そこで、米ネバダ州にある「マンダレイ・ベイ・リゾート・アンド・カジノ」では、当然ながら次なるステップとして、香りマーケティング戦略を自社のビジネスプランに取り入れることにしました。

同カジノでは、イメージアップのためにそれまで投資してきたカジノスペース全体に、香りマーケティングを導入。みずみずしい草木、水の流れ、独特のインテリアによって、マンダレイ・ベイ・カジノは”熱帯のパラダイス”と化しました。

同カジノは、ScentAir 社と業務提携し、どっぷりと浸りきる感覚的経験を体現させました。まず、ココナッツスパイスの香りが135,000平方フィートものカジノエリア全体に使用されました。このフレッシュな南国の香りによって、カジノの雰囲気が完璧に仕上がり、マンダレイ・ベイのみずみずしい熱帯林に新たなテイストが加わりました。

一方、香りの科学は、競技トラック、ビンゴホール、ビデオゲーム施設といった場所でも効果を発揮します。宝くじの当選決定が行われる場所なども同じです。

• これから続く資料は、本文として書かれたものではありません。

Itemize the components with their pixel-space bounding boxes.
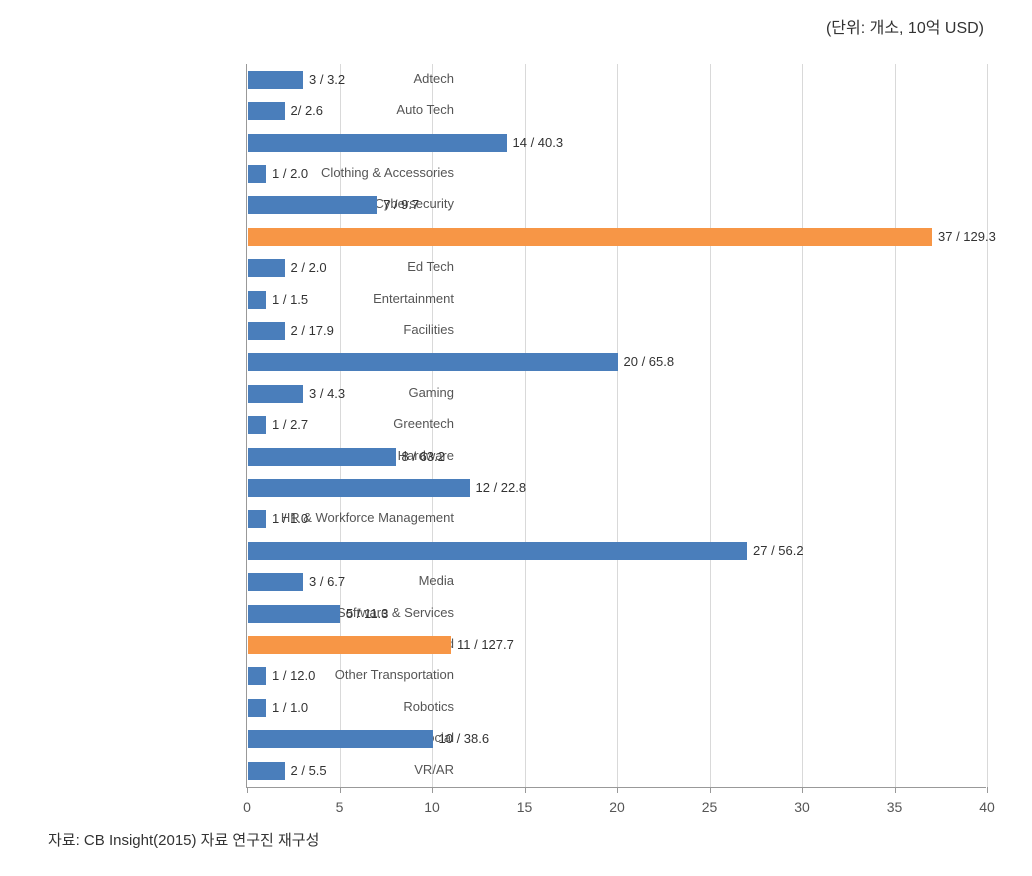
- gridline: [987, 64, 988, 787]
- source-label: 자료: CB Insight(2015) 자료 연구진 재구성: [48, 829, 319, 850]
- gridline: [617, 64, 618, 787]
- bar: [248, 448, 396, 466]
- bar: [248, 762, 285, 780]
- bar: [248, 322, 285, 340]
- bar: [248, 479, 470, 497]
- bar: [248, 291, 267, 309]
- x-tick-label: 30: [794, 799, 810, 815]
- bar-value-label: 1 / 1.0: [272, 700, 308, 715]
- gridline: [525, 64, 526, 787]
- bar-value-label: 20 / 65.8: [624, 354, 675, 369]
- bar: [248, 196, 378, 214]
- bar-value-label: 1 / 2.0: [272, 166, 308, 181]
- x-tick: [710, 787, 711, 793]
- x-tick-label: 20: [609, 799, 625, 815]
- bar: [248, 71, 304, 89]
- bar-value-label: 3 / 4.3: [309, 386, 345, 401]
- bar: [248, 699, 267, 717]
- x-tick: [987, 787, 988, 793]
- x-tick-label: 0: [243, 799, 251, 815]
- bar-value-label: 7 / 9.7: [383, 197, 419, 212]
- x-tick: [432, 787, 433, 793]
- bar: [248, 228, 933, 246]
- x-tick: [340, 787, 341, 793]
- x-tick: [247, 787, 248, 793]
- x-tick-label: 25: [702, 799, 718, 815]
- bar-value-label: 2 / 2.0: [291, 260, 327, 275]
- bar: [248, 573, 304, 591]
- gridline: [802, 64, 803, 787]
- bar-value-label: 5 / 11.3: [346, 606, 388, 621]
- bar: [248, 636, 452, 654]
- bar-value-label: 1 / 1.5: [272, 292, 308, 307]
- bar: [248, 730, 433, 748]
- x-tick-label: 35: [887, 799, 903, 815]
- bar-value-label: 11 / 127.7: [457, 637, 514, 652]
- bar: [248, 134, 507, 152]
- bar-value-label: 2 / 17.9: [291, 323, 334, 338]
- bar: [248, 667, 267, 685]
- gridline: [710, 64, 711, 787]
- bar-value-label: 1 / 2.7: [272, 417, 308, 432]
- bar-value-label: 10 / 38.6: [439, 731, 490, 746]
- bar-value-label: 1 / 12.0: [272, 668, 315, 683]
- bar: [248, 510, 267, 528]
- category-label: Ed Tech: [260, 260, 454, 274]
- x-tick: [802, 787, 803, 793]
- bar: [248, 353, 618, 371]
- x-tick-label: 10: [424, 799, 440, 815]
- bar: [248, 542, 748, 560]
- x-tick-label: 15: [517, 799, 533, 815]
- bar-value-label: 8 / 63.2: [402, 449, 445, 464]
- x-tick: [525, 787, 526, 793]
- x-tick-label: 40: [979, 799, 995, 815]
- x-tick: [617, 787, 618, 793]
- bar-value-label: 3 / 3.2: [309, 72, 345, 87]
- bar: [248, 102, 285, 120]
- unit-label: (단위: 개소, 10억 USD): [826, 14, 984, 38]
- category-label: VR/AR: [260, 763, 454, 777]
- bar-value-label: 2/ 2.6: [291, 103, 324, 118]
- bar: [248, 605, 341, 623]
- category-label: Auto Tech: [260, 103, 454, 117]
- bar-value-label: 12 / 22.8: [476, 480, 527, 495]
- bar: [248, 259, 285, 277]
- x-tick: [895, 787, 896, 793]
- bar-value-label: 3 / 6.7: [309, 574, 345, 589]
- bar-value-label: 37 / 129.3: [938, 229, 996, 244]
- bar-value-label: 2 / 5.5: [291, 763, 327, 778]
- x-tick-label: 5: [336, 799, 344, 815]
- bar: [248, 385, 304, 403]
- chart-container: 0510152025303540 Adtech3 / 3.2Auto Tech2…: [48, 54, 1000, 814]
- bar: [248, 165, 267, 183]
- bar-value-label: 27 / 56.2: [753, 543, 804, 558]
- category-label: Facilities: [260, 323, 454, 337]
- bar-value-label: 1 / 1.0: [272, 511, 308, 526]
- bar: [248, 416, 267, 434]
- bar-value-label: 14 / 40.3: [513, 135, 564, 150]
- gridline: [895, 64, 896, 787]
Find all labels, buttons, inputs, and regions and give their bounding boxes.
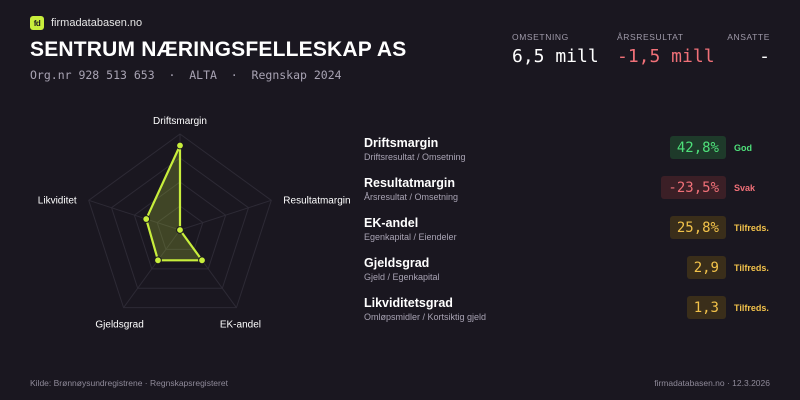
radar-chart: Driftsmargin Resultatmargin EK-andel Gjelds… bbox=[38, 116, 351, 331]
kpi-value: -1,5 mill bbox=[617, 46, 715, 67]
company-name: SENTRUM NÆRINGSFELLESKAP AS bbox=[30, 38, 407, 61]
metric-row: EK-andel Egenkapital / Eiendeler 25,8% Tilf… bbox=[364, 210, 774, 250]
kpi-value: - bbox=[759, 46, 770, 67]
radar-data-shape bbox=[145, 144, 204, 262]
radar-data-point bbox=[176, 141, 184, 150]
metric-description: Driftsresultat / Omsetning bbox=[364, 152, 466, 162]
radar-data-point bbox=[142, 215, 151, 223]
brand: fd firmadatabasen.no bbox=[30, 16, 142, 30]
metric-status-label: Tilfreds. bbox=[734, 263, 769, 273]
radar-grid-ring bbox=[156, 205, 204, 250]
metric-value-chip: 25,8% bbox=[669, 216, 726, 239]
kpi-label: ÅRSRESULTAT bbox=[617, 32, 684, 42]
brand-name[interactable]: firmadatabasen.no bbox=[51, 17, 143, 29]
radar-axis-label: Driftsmargin bbox=[153, 116, 207, 127]
metric-name: Driftsmargin bbox=[364, 136, 439, 150]
metric-row: Resultatmargin Årsresultat / Omsetning -23… bbox=[364, 170, 774, 210]
kpi-value: 6,5 mill bbox=[512, 46, 599, 67]
metric-value-chip: -23,5% bbox=[661, 176, 726, 199]
metric-row: Likviditetsgrad Omløpsmidler / Kortsiktig… bbox=[364, 290, 774, 330]
footer-source: Kilde: Brønnøysundregistrene · Regnskaps… bbox=[30, 378, 228, 388]
metric-status-label: God bbox=[734, 143, 752, 153]
kpi-ansatte: ANSATTE - bbox=[727, 32, 770, 67]
radar-grid-ring bbox=[88, 133, 272, 309]
metric-name: EK-andel bbox=[364, 216, 419, 230]
kpi-label: ANSATTE bbox=[727, 32, 770, 42]
metrics-list: Driftsmargin Driftsresultat / Omsetning 42… bbox=[364, 130, 774, 330]
metric-row: Gjeldsgrad Gjeld / Egenkapital 2,9 Tilfreds… bbox=[364, 250, 774, 290]
radar-data-point bbox=[154, 256, 162, 265]
kpi-arsresultat: ÅRSRESULTAT -1,5 mill bbox=[617, 32, 715, 67]
radar-data-point bbox=[176, 226, 184, 234]
brand-logo: fd bbox=[30, 16, 44, 30]
metric-name: Gjeldsgrad bbox=[364, 256, 430, 270]
radar-axis-label: Gjeldsgrad bbox=[95, 320, 143, 331]
radar-axis-line bbox=[179, 199, 272, 231]
metric-status-label: Tilfreds. bbox=[734, 223, 769, 233]
radar-grid-ring bbox=[133, 181, 227, 270]
metric-description: Årsresultat / Omsetning bbox=[364, 192, 459, 202]
metric-value-chip: 42,8% bbox=[669, 136, 726, 159]
radar-axis-label: Likviditet bbox=[38, 195, 77, 206]
metric-value-chip: 2,9 bbox=[686, 256, 726, 279]
radar-axis-label: Resultatmargin bbox=[283, 195, 350, 206]
metric-name: Resultatmargin bbox=[364, 176, 455, 190]
kpi-label: OMSETNING bbox=[512, 32, 569, 42]
metric-status-label: Svak bbox=[734, 183, 756, 193]
metric-row: Driftsmargin Driftsresultat / Omsetning 42… bbox=[364, 130, 774, 170]
radar-axis-line bbox=[88, 199, 181, 231]
radar-axis-label: EK-andel bbox=[220, 320, 261, 331]
kpi-group: OMSETNING 6,5 mill ÅRSRESULTAT -1,5 mill… bbox=[0, 32, 800, 82]
metric-description: Gjeld / Egenkapital bbox=[364, 272, 440, 282]
radar-data-point bbox=[198, 256, 206, 265]
radar-axis-line bbox=[123, 229, 181, 308]
kpi-omsetning: OMSETNING 6,5 mill bbox=[512, 32, 599, 67]
footer-site-date: firmadatabasen.no · 12.3.2026 bbox=[654, 378, 770, 388]
company-subline: Org.nr 928 513 653 · ALTA · Regnskap 202… bbox=[30, 68, 342, 82]
metric-value-chip: 1,3 bbox=[686, 296, 726, 319]
metric-name: Likviditetsgrad bbox=[364, 296, 453, 310]
metric-status-label: Tilfreds. bbox=[734, 303, 769, 313]
metric-description: Omløpsmidler / Kortsiktig gjeld bbox=[364, 312, 487, 322]
radar-grid-ring bbox=[110, 157, 250, 289]
metric-description: Egenkapital / Eiendeler bbox=[364, 232, 457, 242]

ゲーム業界の特定の部門だけを含むアーケードなどでも、香りマーケティングは有効かもしれません。プレイヤーの興奮の高まりやアドレナリンの発散と相まって、香りマーケティングが一段とその場にいるゲストに積極的なゲーム参加を促すことでしょう。

私たちはその後、マンダレイ・ベイにおけるScentAir 社システムの効果がどの程度あがったか、について調べてみたところ、同カジノは香りマーケティングが成功していることに大満足しているとのことでした。

同カジノ総支配人によると、香りマーケティングによって、カジノゲストの体験に新たな付加価値をプラスできたということです。カジノに漂う熱帯天国のような香りは、ゲストや従業員達から大変良い評価を受けた、とのことです。